Una verdad, si no es completa, es algo en que no se puede uno quedar –en que no se puede “estar”. Recuérdese el ejemplo inicial del esferoide y el espacio en torno a él. Apenas se insiste en pensar bien aquel, nos echa fuera y nos dirige al “espacio en torno”. Por esto, tiene gran sentido lo que nos dice por sí misma, si sabemos oírla, la expresión corriente de nuestro idioma: “X está en un error”. Porque ella subentiende que el error es precisamente “aquello en que no se puede estar” (Para que se vea claro: esta expresión envuelve una intención reprobatoria; X hace algo que, por una u otra razón, no se puede hacer –estar en el error–. Pertenece a un tipo de expresiones como: X es un traidor, Y miente, Z confunde las cosas –que siendo positivas gramaticalmente, enuncian negatividades–. Lo negativo va en el predicado, positivo también en cuanto forma gramatical, pero que el dicente da por supuesto y admitido ser una realidad incuestionable negativa). Si se pudiese estar en el error no tendría sentido el esfuerzo de buscar la verdad. Y, en efecto, nuestro mismo idioma usa otra expresión conexa donde manifiesta lo que en aquella estaba subentendido: “X ha caído en el error de... “ El estar en el error es, pues, un caer –lo más opuesto al “estar”. Otras veces se da a esta problemática “estancia” en el error un sesgo, siempre negativo pero de carácter moral. No sólo se cae sino que “se comete el error..”., responsabilizando al caído de su caer.

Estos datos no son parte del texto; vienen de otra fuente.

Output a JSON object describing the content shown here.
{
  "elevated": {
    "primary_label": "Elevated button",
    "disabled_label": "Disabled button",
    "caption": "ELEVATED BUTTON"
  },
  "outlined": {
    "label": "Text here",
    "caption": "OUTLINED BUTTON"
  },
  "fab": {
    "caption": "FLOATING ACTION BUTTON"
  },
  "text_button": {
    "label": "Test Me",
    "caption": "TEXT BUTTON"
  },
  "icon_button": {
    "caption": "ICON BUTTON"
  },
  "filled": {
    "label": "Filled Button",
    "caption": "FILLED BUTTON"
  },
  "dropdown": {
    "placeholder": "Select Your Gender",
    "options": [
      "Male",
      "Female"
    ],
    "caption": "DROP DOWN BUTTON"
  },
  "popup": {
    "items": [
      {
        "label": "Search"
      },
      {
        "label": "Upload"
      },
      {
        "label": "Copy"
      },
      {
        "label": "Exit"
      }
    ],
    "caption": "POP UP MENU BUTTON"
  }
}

Como las verdades pretéritas (Hablar de “verdad pretérita” parece indicar que la verdad tiene fecha, que data, cuando la verdad se ha definido siempre como algo ajeno al tiempo. Ya veremos, pero ahora quería sólo advertir que no se trata de un lapsus verbal y que si es un crimen no es impremeditado) son incompletas no se puede estar en ellas, y por eso sólo, son errores. Si hay errores de otra clase, es decir, errores que no son sino errores, cuyo error no consiste meramente en su carácter fragmentario, sino en su materia y sustancia, no es cuestión que al presente necesitemos elucidar.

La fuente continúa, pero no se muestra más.